Palabra Dominical: Vivir para servir

XXV Domingo del Tiempo Ordinario

Del santo Evangelio según san Marcos: 9, 30-37

granodetrigoEn aquel tiempo, Jesús y sus discípulos atravesaban Galilea, pero Él no quería que nadie lo supiera, porque iba enseñando a sus discípulos. Les decía: «El Hijo del hombre va a ser entregado en manos de los hombres; le darán muerte, y tres días después de muerto, resucitará». Pero ellos no entendían aquellas palabras y tenían miedo de pedir explicaciones. Llegaron a Cafarnaúm, y una vez en casa, les preguntó: «¿De qué discutían por el camino?» Pero ellos se quedaron callados, porque en el camino habían discutido sobre quién de ellos era el más importante. Entonces Jesús se sentó, llamó a los Doce y les dijo: «Si alguno quiere ser el primero, que sea el último de todos y el servidor de todos».

Después, tomando a un niño, lo puso en medio de ellos, lo abrazó y les dijo: «El que reciba en mi nombre a uno de estos niños, a mí me recibe. Y el que me reciba a mí, no me recibe a mí, sino a aquel que me ha enviado». Palabra del Señor.

 

VIVIR PARA SERVIR

Jesús habla en el camino con sus discípulos sobre su muerte, aunque él no la deseaba. La acepta, pero como una entrega al proyecto del Padre. Como un camino hacia una vida superior. Jesús afronta con serenidad su tragedia final y con libertad llegando a decir: “nadie me quita la vida, yo la doy voluntariamente”; también les dice: “Si el grano de trigo no cae en tierra y muere, queda solo; pero si muere, da mucho fruto”.

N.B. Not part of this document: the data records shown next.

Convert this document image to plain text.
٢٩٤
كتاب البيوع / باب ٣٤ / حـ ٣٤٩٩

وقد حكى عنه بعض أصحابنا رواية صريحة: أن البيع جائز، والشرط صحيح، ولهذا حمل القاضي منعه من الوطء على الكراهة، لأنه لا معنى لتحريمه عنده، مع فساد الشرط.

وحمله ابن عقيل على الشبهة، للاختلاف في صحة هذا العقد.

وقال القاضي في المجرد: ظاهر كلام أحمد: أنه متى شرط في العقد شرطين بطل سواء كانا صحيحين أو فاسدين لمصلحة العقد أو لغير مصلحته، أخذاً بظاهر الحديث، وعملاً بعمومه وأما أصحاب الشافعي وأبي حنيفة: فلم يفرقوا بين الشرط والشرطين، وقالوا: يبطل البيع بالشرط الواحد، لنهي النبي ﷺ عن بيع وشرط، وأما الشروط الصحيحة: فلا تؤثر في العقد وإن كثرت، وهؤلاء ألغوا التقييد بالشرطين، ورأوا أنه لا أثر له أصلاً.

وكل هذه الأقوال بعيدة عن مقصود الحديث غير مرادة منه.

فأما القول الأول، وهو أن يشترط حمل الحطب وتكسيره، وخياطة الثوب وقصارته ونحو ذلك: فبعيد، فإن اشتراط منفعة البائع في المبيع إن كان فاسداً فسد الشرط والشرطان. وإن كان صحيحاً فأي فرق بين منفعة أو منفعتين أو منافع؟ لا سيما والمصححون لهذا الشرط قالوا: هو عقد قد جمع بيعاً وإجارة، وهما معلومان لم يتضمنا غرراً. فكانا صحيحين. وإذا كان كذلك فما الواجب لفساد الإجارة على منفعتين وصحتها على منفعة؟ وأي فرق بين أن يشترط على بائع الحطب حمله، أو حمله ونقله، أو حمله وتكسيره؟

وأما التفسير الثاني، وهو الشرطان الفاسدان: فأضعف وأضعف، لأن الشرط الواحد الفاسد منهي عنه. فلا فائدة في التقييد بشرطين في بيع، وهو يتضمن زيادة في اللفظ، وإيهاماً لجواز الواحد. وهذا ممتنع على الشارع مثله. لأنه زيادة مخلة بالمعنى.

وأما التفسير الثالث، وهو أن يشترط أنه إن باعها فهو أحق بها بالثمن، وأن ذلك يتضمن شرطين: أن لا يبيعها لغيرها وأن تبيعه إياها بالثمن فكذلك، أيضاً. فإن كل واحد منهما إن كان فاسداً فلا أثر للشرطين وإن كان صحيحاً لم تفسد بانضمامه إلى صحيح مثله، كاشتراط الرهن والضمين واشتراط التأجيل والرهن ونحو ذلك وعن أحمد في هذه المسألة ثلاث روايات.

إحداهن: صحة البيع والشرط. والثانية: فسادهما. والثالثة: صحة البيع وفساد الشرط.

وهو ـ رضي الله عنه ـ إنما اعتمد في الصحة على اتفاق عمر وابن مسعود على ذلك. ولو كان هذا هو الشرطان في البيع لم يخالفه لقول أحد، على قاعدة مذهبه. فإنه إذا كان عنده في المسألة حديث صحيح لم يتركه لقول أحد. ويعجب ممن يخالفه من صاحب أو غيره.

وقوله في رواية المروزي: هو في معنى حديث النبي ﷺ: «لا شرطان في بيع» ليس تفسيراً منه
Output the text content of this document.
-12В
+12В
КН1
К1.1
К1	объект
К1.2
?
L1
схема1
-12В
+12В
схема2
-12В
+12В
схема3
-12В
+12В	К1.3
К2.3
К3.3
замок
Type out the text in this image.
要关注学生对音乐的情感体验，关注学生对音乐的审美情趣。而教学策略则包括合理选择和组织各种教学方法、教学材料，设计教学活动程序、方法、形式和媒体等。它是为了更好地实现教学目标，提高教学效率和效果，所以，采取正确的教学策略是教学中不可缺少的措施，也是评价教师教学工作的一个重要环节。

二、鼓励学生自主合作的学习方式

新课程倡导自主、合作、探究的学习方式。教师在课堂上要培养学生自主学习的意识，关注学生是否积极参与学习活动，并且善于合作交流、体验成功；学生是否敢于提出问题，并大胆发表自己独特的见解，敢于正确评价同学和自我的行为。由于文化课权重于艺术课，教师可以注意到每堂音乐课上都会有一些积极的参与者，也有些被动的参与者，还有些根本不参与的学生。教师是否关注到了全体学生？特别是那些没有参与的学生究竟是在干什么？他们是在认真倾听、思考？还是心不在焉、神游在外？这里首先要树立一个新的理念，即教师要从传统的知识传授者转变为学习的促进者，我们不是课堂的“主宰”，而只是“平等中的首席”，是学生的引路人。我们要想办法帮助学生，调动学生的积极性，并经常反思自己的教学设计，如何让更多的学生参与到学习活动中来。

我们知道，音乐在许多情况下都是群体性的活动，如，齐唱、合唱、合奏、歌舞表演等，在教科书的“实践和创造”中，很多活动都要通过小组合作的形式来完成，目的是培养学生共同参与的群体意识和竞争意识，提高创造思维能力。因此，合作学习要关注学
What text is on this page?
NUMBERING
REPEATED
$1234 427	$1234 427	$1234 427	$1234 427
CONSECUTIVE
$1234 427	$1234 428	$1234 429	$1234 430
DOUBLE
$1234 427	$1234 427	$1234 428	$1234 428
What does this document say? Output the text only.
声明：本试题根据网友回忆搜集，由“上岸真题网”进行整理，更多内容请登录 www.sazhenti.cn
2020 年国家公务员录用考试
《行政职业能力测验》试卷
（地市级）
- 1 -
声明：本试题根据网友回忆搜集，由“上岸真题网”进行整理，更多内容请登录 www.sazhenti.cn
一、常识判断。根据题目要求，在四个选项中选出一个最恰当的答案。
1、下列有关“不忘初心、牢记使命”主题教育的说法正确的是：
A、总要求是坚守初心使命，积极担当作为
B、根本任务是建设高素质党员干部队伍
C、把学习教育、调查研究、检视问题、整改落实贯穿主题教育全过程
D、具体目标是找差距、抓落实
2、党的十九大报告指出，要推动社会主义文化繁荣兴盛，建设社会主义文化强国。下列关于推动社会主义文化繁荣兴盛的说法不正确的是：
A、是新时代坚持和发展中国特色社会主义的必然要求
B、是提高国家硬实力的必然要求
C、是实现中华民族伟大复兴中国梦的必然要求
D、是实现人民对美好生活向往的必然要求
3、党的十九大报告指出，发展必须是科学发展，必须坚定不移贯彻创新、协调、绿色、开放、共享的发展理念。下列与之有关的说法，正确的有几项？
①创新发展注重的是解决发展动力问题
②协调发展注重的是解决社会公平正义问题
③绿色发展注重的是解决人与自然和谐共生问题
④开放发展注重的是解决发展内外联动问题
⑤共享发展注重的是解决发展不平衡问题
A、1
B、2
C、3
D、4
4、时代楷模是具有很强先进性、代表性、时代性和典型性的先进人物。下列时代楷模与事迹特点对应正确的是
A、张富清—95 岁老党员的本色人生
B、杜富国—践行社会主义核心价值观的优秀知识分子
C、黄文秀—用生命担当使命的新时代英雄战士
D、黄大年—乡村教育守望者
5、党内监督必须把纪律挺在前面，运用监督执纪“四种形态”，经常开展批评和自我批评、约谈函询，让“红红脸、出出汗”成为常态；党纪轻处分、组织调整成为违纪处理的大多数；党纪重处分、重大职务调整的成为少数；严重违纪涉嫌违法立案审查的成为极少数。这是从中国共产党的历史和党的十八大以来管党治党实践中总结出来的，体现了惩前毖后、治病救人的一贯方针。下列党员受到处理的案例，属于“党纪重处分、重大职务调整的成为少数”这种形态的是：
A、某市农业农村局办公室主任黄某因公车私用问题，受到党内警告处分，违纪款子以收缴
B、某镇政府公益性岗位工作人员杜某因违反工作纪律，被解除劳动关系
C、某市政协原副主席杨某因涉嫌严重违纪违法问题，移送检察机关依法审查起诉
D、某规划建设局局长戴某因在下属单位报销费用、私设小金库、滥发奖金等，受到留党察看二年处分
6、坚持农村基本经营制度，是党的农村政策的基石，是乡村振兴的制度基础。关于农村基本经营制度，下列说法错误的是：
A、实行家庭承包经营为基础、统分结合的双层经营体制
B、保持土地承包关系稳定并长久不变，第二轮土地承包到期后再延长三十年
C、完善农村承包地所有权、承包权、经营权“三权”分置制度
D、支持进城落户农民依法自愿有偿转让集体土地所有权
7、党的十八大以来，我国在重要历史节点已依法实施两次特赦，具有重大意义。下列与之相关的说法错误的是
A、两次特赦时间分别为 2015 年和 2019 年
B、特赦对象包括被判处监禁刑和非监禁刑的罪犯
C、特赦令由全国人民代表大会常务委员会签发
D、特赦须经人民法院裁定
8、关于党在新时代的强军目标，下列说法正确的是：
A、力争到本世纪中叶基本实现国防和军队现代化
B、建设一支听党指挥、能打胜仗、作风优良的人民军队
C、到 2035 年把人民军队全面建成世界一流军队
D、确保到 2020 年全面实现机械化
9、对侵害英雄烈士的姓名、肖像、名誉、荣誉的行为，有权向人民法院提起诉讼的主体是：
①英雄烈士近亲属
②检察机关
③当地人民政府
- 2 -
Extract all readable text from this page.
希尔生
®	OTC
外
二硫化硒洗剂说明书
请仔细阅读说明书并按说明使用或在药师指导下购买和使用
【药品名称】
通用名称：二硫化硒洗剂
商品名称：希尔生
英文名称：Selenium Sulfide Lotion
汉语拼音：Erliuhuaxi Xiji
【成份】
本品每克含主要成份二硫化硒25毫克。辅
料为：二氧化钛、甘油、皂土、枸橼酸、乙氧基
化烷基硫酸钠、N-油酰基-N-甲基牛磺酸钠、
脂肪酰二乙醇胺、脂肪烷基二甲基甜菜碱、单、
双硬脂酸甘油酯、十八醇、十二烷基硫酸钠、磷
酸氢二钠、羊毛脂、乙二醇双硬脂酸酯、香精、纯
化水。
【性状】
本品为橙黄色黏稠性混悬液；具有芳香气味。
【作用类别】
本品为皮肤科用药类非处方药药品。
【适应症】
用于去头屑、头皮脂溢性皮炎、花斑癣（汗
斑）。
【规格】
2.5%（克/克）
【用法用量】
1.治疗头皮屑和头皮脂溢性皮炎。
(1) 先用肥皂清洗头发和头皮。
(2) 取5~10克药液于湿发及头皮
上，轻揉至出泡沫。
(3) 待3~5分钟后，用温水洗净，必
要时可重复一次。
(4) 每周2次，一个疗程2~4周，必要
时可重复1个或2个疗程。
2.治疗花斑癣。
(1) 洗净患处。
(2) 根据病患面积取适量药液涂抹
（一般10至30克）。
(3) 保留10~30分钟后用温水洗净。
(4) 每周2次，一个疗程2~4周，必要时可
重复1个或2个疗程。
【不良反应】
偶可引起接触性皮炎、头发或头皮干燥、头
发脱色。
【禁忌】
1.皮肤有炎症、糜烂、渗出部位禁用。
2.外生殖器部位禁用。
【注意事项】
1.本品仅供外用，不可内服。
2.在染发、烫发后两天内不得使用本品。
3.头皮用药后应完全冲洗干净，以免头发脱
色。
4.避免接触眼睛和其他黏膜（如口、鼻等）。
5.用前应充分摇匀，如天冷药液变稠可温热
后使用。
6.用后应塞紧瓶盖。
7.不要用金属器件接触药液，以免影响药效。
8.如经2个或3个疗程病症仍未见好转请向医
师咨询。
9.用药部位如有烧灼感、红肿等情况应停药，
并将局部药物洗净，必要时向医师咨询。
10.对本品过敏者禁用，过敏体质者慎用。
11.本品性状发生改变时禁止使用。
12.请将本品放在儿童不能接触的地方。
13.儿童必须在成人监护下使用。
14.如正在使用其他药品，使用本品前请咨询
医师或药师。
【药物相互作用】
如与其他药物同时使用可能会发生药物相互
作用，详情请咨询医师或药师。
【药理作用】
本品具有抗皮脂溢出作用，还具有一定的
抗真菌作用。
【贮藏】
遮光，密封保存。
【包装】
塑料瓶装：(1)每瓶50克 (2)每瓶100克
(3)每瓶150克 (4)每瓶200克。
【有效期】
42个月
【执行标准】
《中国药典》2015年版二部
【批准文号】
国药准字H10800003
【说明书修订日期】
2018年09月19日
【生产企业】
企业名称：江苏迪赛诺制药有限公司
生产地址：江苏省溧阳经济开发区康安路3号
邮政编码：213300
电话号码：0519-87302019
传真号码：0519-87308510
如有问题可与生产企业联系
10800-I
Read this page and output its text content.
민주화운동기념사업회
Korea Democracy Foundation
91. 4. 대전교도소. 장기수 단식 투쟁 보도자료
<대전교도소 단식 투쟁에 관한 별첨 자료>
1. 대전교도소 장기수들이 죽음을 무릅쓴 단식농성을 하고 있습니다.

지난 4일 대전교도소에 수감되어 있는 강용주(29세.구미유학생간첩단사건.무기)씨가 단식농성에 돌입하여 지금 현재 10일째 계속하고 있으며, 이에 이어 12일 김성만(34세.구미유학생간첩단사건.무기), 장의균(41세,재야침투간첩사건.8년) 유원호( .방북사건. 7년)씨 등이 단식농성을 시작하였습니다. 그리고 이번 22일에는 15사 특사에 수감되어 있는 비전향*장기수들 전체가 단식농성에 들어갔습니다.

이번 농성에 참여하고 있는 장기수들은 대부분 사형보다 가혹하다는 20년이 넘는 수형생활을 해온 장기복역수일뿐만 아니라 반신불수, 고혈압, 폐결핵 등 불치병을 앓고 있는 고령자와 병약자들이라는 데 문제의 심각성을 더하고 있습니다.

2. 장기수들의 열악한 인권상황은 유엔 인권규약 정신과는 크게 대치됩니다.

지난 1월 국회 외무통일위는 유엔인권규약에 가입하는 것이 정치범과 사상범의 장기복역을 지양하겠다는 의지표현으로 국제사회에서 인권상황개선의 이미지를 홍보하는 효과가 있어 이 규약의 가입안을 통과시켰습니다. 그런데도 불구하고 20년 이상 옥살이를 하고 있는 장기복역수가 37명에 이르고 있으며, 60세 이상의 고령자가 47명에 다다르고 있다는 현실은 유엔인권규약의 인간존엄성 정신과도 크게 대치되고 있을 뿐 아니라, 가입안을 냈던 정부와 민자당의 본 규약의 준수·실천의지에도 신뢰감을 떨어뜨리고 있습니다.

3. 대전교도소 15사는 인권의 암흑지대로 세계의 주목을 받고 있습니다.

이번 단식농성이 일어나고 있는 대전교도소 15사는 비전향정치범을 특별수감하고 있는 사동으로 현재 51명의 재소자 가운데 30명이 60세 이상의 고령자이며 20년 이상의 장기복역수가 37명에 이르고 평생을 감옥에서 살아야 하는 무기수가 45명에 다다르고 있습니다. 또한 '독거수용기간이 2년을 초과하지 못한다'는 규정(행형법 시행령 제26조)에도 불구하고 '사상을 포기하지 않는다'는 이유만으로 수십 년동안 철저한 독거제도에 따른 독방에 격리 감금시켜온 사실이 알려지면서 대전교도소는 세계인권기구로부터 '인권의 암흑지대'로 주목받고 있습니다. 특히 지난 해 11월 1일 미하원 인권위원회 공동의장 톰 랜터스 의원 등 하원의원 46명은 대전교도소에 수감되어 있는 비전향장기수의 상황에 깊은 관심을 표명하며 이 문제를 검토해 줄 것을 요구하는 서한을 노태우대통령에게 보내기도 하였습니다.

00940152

Sin embargo, como no entendían lo que Jesús les explicaba por el camino, ellos entablaron una conversación y discusión de interés para ellos sobre una peligrosa preocupación, que es reflejo de lo que seguramente preocupaba a miembros de la comunidad; lo que ocupa a los discípulos es su futuro. Dejan a un lado lo esencial del Maestro y hablan ahora de sus cosas. Y aquí es donde se ve muy claro lo que mueve al Maestro y cuáles son las motivaciones y aspiraciones que ellos tienen. Mientras Jesús les habla de martirio y entrega, ellos hablan de “quien es el más grande” o lo que es igual, el más importante o el más poderoso.

Estar al lado de Jesús, para ellos es una oportunidad de buscar posiciones no una alternativa única para servir, como el Maestro. La actitud de Jesús contrasta fuertemente con la de los discípulos. Él se encamina hacia la humillación total, ellos en cambio, discuten sobre primacías. Por ello, quien sueñe con ser el primero debe hacerse el último, convertirse en servidor (diakonos). Y signo de esta primacía es el niño, el más pequeño de todos los seres humanos. Jesús ama a los niños, realidad y símbolo de todos los hermanos débiles, y por eso manda acogerlos como a el mismo.

Quizá tampoco hoy los creyentes entendemos a Cristo que nos sigue instruyendo y proponiendo  ser discípulos con cruz, es decir aceptar de corazón un camino que incluye la cruz, ya que seguimos pidiendo privilegios y sentirnos con derecho a algo. Jesús no desiste, y por ello para el discípulo que abraza la cruz “Lo primero de todo es hacerse el ultimo”, aceptarse último, aceptarse servidor de todos. Una lección que pueda hacer daño en el corazón, cuando en él se tienen anidadas aspiraciones de ser considerado.

Esto lo enseña Jesús para quienes por oficio tienen alguna responsabilidad de dirigir y mandar; Jesús enseña que no debe hacerse con despotismo sino como quien presta un servicio en el ejercicio del mando: el que es el mayor hágase el servidor de todos, a ejemplo suyo. Hasta ese momento era considerado grande el que podía sobresalir (todavía hoy) por encima de los demás y hacerse servir de ellos, o sea vivir para servirse. Desde ese momento y en los que desean ser discípulos suyos sucede al revés. El que desea ser verdaderamente grande  debe hacerse pequeño y estar al servicio del otro. El que, con espíritu cumple este servicio, por muy anónimo y escondido que este, es valorado por Dios por encima de los grandes de este mundo que no proceden según ese espíritu. El ambicioso, el que busca poder y situarse bien para mejor dominar, no tiene lugar en el seguimiento de Jesús.

Esta es la lógica de Dios. ¿Cuál es la nuestra? ¿Cómo vivo el servicio según esta lógica? Este es el camino para la fraternidad y la equidad. Este es el sendero para construir una sociedad nueva con hombres y mujeres nuevos.